42. The method of any one of claims 1-36, wherein the one or more biomarkers are detected with a specificity of at least 95%.
43. The method of any one of claims 1-40, wherein the one or more biomarkers is selected from the group consisting of CPN1, FCN3, SAA4, IGHG1, IGHG3, CFHR5, C4B, IGLL5, APOD, SERPINA10, CPN2, FGL1, AHSG, ITIH2, HIST1H4D, C4A, CP, CD5L, CNN2, HRNR, GPLD1, IGKC, MASP2, ITIH1, CFHR1, COLEC10, BIN2, SAA2, ANGPTL6, CFB, TPI1, IGHA2, APOC2, EMILIN1, SBSN, PRG4, PPIF, CFHR2, ORM1, AMY1C, NEXN, CALML5, SERPINA7, IGHM, TUFM, APCS, SLC2A3, TMSB4X, CPQ, and SNCA.

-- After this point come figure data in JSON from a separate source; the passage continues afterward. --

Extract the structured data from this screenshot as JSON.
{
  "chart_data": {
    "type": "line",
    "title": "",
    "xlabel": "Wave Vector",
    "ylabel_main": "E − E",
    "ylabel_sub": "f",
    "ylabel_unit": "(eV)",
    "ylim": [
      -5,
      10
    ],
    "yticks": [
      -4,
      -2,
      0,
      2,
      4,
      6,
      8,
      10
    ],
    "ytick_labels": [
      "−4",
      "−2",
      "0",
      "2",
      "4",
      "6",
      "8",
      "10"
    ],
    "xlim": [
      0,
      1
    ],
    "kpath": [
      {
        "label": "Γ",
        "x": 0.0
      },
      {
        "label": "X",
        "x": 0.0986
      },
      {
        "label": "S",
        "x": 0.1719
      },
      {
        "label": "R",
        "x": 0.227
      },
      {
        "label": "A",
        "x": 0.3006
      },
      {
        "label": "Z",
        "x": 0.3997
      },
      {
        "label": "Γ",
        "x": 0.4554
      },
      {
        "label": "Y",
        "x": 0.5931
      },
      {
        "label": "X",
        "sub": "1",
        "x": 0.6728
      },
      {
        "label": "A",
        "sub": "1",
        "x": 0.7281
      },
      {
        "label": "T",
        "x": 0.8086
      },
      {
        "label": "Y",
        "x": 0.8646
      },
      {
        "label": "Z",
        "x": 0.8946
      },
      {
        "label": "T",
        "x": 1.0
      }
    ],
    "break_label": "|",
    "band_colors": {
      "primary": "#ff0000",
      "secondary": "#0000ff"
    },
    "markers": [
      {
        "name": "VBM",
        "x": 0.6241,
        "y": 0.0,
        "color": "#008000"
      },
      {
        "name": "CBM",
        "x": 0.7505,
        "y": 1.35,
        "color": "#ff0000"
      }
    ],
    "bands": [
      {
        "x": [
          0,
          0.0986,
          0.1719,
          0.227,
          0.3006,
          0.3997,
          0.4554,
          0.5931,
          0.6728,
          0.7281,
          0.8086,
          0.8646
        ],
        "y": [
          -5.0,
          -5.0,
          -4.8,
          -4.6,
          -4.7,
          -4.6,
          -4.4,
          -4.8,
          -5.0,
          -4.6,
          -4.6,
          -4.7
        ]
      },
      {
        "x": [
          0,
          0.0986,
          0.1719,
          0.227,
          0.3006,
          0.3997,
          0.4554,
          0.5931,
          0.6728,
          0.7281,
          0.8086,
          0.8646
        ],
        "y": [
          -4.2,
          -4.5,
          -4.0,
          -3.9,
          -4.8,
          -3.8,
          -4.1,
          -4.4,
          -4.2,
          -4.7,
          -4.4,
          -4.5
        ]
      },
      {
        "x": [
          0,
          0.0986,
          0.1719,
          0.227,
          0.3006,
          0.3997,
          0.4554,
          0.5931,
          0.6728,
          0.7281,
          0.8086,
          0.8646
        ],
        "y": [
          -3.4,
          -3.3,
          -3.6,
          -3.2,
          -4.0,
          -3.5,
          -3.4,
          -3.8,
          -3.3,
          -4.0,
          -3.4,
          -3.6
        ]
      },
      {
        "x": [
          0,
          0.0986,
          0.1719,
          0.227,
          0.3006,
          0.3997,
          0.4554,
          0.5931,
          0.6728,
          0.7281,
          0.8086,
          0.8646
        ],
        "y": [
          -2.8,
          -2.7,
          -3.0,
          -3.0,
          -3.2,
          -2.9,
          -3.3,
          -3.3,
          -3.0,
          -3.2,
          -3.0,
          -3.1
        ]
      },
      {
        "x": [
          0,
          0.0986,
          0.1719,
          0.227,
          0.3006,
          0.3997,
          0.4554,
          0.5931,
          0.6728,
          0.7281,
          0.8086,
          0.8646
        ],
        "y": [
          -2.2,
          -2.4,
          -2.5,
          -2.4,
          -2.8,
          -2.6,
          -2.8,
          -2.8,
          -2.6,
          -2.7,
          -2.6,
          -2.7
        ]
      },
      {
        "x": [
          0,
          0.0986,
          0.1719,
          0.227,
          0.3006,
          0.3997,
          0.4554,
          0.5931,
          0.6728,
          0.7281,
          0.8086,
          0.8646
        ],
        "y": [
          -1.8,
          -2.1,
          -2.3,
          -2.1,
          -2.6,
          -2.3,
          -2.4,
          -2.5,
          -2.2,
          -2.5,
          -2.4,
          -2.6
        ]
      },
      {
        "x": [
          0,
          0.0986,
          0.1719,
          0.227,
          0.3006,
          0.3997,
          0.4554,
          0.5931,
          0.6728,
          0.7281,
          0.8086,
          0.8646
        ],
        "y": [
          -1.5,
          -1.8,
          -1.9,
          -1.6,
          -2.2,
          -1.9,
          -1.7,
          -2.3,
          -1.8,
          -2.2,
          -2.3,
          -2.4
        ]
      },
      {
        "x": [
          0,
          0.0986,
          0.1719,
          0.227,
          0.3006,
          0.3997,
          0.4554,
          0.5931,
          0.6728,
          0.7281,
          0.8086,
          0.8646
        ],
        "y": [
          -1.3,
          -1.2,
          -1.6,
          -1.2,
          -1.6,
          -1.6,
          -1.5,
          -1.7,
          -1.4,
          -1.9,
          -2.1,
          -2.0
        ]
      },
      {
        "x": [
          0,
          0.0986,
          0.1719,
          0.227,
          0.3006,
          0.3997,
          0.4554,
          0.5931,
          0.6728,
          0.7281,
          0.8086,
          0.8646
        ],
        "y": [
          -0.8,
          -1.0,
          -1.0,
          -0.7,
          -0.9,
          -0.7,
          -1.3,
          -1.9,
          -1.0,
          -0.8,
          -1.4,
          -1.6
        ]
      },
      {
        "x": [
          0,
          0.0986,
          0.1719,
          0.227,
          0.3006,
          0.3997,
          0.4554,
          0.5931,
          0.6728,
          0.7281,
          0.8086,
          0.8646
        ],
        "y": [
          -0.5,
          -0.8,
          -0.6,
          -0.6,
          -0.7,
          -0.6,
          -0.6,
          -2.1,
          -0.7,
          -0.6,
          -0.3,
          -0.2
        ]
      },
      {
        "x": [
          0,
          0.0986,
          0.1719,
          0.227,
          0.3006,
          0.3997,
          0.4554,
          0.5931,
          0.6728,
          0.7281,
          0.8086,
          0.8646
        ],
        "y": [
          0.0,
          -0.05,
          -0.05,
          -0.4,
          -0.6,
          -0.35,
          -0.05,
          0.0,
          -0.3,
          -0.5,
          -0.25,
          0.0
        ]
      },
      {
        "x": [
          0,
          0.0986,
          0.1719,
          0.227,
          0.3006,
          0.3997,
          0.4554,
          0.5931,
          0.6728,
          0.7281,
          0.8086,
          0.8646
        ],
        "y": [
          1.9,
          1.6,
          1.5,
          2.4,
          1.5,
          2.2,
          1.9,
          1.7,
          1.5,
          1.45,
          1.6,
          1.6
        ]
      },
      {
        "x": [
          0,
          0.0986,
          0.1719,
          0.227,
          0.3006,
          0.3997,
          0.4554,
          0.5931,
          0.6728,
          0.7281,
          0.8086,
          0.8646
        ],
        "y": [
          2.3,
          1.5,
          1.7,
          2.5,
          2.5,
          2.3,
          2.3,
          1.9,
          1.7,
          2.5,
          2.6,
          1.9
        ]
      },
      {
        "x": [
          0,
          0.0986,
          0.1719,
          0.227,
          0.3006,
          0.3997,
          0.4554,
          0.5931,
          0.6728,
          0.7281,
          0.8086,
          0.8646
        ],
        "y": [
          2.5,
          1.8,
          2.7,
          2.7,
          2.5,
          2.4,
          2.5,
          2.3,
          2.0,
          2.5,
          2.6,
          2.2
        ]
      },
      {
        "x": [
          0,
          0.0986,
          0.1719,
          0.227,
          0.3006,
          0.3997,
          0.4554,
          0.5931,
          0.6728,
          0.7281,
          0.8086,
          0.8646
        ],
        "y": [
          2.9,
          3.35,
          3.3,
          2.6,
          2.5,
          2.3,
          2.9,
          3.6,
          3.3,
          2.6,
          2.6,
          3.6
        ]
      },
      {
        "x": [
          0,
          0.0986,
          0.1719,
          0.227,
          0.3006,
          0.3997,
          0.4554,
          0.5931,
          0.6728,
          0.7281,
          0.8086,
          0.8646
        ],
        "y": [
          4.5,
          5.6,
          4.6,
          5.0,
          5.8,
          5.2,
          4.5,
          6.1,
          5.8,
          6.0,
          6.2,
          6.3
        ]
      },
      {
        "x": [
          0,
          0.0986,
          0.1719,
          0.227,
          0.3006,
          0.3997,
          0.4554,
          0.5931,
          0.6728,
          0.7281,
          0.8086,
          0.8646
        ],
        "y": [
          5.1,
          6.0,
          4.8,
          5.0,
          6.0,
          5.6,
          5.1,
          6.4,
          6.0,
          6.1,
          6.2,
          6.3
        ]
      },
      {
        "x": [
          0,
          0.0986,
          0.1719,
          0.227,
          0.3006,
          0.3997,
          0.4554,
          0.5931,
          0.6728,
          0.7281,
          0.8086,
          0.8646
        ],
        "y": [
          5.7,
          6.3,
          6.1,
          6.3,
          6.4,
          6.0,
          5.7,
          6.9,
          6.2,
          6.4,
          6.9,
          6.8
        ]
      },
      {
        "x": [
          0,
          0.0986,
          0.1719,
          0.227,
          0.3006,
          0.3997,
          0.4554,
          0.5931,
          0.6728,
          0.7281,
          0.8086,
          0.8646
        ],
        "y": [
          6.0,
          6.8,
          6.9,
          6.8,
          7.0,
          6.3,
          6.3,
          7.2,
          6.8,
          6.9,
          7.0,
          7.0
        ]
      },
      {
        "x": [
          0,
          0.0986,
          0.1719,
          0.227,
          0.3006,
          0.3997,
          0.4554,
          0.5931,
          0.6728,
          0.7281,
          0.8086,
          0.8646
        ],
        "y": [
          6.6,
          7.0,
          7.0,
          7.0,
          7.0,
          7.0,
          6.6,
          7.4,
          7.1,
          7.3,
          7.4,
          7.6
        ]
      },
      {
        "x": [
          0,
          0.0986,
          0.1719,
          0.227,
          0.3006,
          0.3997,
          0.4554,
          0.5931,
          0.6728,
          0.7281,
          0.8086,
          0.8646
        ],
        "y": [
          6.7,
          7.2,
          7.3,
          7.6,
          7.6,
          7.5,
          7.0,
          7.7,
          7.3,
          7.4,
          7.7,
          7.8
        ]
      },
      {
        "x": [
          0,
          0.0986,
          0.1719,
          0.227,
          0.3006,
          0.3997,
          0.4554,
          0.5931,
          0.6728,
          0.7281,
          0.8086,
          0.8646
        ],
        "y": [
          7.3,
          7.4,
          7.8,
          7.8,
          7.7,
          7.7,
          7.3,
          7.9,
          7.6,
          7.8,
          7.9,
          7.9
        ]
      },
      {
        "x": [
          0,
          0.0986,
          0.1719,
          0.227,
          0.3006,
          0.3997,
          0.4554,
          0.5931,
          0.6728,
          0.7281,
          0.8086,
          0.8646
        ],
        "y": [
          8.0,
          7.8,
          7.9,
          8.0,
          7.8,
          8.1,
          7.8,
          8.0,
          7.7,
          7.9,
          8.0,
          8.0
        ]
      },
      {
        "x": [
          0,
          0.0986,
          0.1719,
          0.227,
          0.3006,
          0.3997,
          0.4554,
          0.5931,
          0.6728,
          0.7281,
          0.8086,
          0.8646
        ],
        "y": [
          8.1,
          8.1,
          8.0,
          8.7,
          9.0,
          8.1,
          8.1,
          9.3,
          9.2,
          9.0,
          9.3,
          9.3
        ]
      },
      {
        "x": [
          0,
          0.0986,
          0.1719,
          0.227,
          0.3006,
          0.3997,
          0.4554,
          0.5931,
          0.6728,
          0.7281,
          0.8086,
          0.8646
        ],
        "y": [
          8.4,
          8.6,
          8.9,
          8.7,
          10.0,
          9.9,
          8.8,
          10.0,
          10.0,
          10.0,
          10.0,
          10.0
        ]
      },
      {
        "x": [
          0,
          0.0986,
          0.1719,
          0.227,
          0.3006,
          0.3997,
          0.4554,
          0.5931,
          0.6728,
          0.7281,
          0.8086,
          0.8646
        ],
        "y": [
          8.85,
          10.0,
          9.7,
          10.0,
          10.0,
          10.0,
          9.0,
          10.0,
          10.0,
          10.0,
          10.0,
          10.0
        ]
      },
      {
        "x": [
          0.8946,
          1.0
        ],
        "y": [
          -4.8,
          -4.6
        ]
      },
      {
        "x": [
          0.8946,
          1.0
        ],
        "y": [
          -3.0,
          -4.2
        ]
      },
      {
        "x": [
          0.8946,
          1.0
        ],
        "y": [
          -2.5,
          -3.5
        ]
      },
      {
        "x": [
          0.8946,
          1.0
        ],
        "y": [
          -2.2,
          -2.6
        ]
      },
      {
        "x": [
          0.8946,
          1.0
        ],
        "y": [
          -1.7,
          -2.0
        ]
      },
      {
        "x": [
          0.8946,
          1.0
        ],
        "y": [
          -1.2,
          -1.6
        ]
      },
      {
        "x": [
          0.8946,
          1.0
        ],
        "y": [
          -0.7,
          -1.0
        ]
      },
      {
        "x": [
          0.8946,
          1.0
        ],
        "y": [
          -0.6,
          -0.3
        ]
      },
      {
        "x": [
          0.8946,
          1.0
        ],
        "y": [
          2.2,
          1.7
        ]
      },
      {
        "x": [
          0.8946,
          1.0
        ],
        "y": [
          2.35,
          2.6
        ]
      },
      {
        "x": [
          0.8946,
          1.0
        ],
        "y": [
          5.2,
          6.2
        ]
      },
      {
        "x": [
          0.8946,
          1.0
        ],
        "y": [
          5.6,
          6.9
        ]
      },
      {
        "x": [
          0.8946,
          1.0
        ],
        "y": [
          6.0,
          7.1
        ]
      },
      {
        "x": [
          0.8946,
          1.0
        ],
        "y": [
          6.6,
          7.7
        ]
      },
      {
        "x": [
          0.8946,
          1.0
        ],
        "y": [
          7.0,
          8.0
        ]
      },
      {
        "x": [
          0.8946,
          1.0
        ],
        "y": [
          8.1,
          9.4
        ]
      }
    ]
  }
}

44. The method of any one of claims 1-40, wherein the one or more biomarkers are selected from any one of proteins in Table 1.
45. The method of any one of claims 20-44, wherein the test subject is a plurality of test subjects, and wherein each of the plurality of test subjects has the specified biological state.
46. The method of any one of claims 1-45, wherein the specified biological state is a disease state, a poor clinical outcome, a good clinical outcome, a high risk of disease, a low risk of disease, a complete response to a treatment, a partial response to a treatment, a stable disease state, or a non-response to a treatment.
47. The method of claim 46, wherein the test subject is asymptomatic for the disease state.
48. The method of claim 46, wherein the efficacy of a treatment is determined.
49. The method of claim 46 or 47, wherein the disease state is cancer, cardiovascular disease, endocrine disease, inflammatory disease, or a neurological disease.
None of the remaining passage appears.